I think LangChain et al provide this now through function calling APIs? These are quite restrictive in general. We'd rather use prompt -> completion interfaces. I think the best projects in this sphere would be SGLang or Outlines. We'd been wanting to allow DSPy signatures to have multiple backends, like SGLang or Outlines (or even function calling for that matter).

That's something we need help to do, let us know if you want to explore it.

chandlj commented 9 months ago

@okhat Yes, I believe that LangChain has the option for using OpenAI's function calling API, but I don't know if it uses it as the default. In my experience I don't think it does, because passing in a Json formatter's parse instructions can still return malformed JSON unless you enforce the model to be in JSON Mode, which is obviously not a universal thing (although the models are still pretty good at returning JSON when you don't specify JSON mode explicitly).

I could help explore this. How are Signatures currently handling input/output parsing? My understanding is that Signatures get baked into the prompt, but outside of the prompt there isn't a ton of enforcing?
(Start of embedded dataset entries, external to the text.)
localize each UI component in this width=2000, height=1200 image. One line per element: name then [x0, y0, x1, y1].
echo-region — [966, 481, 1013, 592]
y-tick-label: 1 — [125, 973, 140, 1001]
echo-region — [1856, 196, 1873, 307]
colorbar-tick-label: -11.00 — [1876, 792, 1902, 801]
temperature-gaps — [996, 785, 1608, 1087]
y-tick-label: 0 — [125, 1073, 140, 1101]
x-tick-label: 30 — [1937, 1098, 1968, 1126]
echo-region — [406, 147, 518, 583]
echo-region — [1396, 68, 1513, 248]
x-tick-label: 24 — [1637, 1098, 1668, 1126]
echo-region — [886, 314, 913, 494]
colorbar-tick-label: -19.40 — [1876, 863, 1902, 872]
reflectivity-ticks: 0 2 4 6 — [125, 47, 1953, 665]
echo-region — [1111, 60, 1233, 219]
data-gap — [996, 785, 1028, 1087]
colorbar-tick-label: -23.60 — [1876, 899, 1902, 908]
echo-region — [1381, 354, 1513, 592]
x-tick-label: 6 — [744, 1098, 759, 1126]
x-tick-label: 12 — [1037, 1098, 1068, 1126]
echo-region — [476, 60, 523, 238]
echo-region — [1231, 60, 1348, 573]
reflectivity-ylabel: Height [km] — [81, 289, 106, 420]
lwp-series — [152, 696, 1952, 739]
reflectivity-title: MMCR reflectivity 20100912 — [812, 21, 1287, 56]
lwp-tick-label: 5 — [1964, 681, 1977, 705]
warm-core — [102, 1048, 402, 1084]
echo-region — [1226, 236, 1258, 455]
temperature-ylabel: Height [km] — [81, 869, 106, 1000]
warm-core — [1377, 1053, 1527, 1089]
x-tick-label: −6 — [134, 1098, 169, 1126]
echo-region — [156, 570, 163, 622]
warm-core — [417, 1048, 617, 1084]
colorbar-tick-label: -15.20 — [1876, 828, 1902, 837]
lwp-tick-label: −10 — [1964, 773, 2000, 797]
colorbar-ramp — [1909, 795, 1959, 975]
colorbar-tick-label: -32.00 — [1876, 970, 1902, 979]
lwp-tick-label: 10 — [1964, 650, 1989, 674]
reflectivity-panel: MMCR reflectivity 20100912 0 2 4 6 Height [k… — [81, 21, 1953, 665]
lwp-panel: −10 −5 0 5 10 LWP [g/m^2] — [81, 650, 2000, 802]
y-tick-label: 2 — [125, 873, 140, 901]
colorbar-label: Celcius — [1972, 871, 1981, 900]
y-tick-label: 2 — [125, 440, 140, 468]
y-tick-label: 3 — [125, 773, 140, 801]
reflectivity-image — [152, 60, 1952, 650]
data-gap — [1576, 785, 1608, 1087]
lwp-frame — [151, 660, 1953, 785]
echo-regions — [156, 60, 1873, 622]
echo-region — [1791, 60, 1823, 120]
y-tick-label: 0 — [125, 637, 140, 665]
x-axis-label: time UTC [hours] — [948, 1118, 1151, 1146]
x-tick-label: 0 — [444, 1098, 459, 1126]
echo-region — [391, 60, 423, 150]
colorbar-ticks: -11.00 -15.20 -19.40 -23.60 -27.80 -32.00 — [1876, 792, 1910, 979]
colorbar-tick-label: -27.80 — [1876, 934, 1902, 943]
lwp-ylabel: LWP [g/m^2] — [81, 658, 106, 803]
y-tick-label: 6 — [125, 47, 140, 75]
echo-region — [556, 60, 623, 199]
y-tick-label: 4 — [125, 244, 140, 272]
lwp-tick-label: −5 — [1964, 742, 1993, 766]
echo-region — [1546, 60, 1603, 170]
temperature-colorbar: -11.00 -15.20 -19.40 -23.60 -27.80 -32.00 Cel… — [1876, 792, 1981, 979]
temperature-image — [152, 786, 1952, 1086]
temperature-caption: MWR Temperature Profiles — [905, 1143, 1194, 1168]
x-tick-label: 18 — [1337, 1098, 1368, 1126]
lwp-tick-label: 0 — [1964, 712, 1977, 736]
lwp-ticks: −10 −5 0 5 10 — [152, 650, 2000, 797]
Let me know what your progress in this space has been.

kimianoorbakhsh commented 6 months ago

Dear @okhat

I found out that DsPy has recently added Typed Predictors which resolves this issue. However, I tried using this new feature with a more complex structure like lists, and I am encountering this error. I was wondering if there is a solution for this.

from pydantic import BaseModel, Field

class Output(BaseModel):
    question: str = Field(...)
    answer: str = Field(...)

class ListModel(BaseModel):
    outputs: list[Output] = Field(...)

class ListGenerator(dspy.Signature):
    input: str = dspy.InputField()
    output: ListModel = dspy.OutputField()

predictor = dspy.TypedChainOfThought(ListGenerator)
prediction = predictor(input = "Some String ...")

The error I get is as follows:

ValueError: ('Too many retries trying to get the correct output format. Try simplifying the requirements.', {'output': 'ValueError("Don\'t write anything after the final json 
")'})

mlederbauer commented 6 months ago

@kimianoorbakhsh I have encountered a similar issue when using Typed Predictors. What helped for me is switching the language models (to something more "capable") and simplifying the complexity of the outputs. This could mean, for example, adding the "desc" parameter in Field(...) to add context or deleting too many output fields.

However, this has been trial-and-error and I would also be very interested to know if there is a different resolution to this!

AriMKatz commented 6 months ago

Does dspy use json mode or function calling? Can dspy automatically add multi shot examples for the schema? Also for open weight models an sglang backend would solve this as well.